Thomason and her husband, Harry, are close friends of Clinton, so they sent him a couple of rough cuts as the film materialized.

"He was extremely moved by the film and the story. He requested to introduce it," Crone said. "He was responsible for the Defense of Marriage Act. His views and opinions have evolved, and it was a big step for him to endorse this film and its message."

Crone's family was accepting of his sexual orientation when he came out to them six years ago. They are featured in the documentary.

Crone's parents, Cindy Bitney and David Crone of Kalispell, and his sisters, Jessica Mitchell of Kalispell and Lizzy Mohl of Saltillo, Texas, all attended the premiere.

"The whole thing is surreal," Cindy Bitney said. "It's world-wide, the people he's affected. It's crazy how many people it's touching. It takes a lot to do what he's doing."

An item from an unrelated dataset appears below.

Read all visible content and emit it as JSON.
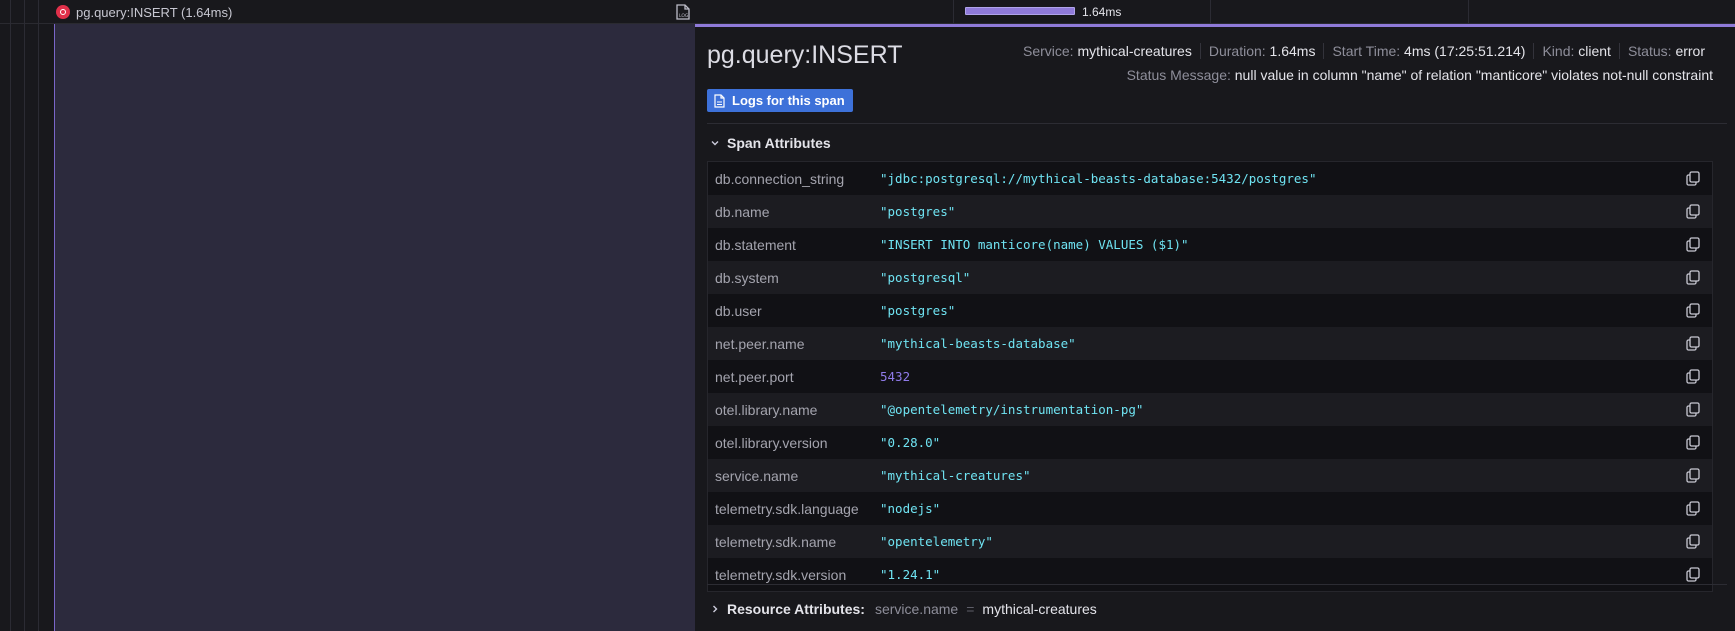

Crone graduated from Flathead High School in 2004.

Karen Jacobson, a Laser School instructor who became an inspirational mentor to Crone, also is featured in the film.

"Karen is amazing," Crone said in an interview last year. "She was one of the most supportive people I had in my life. She encouraged me to challenge myself."

Crone moved to Los Angeles after high school to be an actor, but after dabbling in the profession and even acting in a horror film in 2006, he switched to working in social media consulting. Bridegroom, who also acted (he was a host for MTV prior to his death) and worked as a model and musician, was his business partner.

After the rousing success of "Bridegroom" at Tribeca, Crone is getting requests to show the documentary at other film festivals throughout the world. He also has been approached by a distribution company to launch the film for a limited release in selected theaters, perhaps as soon as three months from now.

"I'm working on getting it to Kalispell," he said. "That would be a priority for me, but it depends on how well it does with the limited release."

Crone reached out to Bridegroom's family while making the documentary, but they have continued to decline any contact with Crone.

"The film was not an attempt to revenge or hurt his family," Crone said. "It's telling his story, which is our story. ... I feel like this has become my purpose and has brought meaning to my life."

The emotional healing began with the YouTube video, and Crone has continued to emerge from his grief.

"Working on the film, it's been a healing process and I'm in a much better place than I was a year ago, and a lot of it has to do with the amount of support I've gotten," he said. "I owe it to Tom and every single person who doesn't have the right to fulfill their dreams of getting married to keep pushing for equality."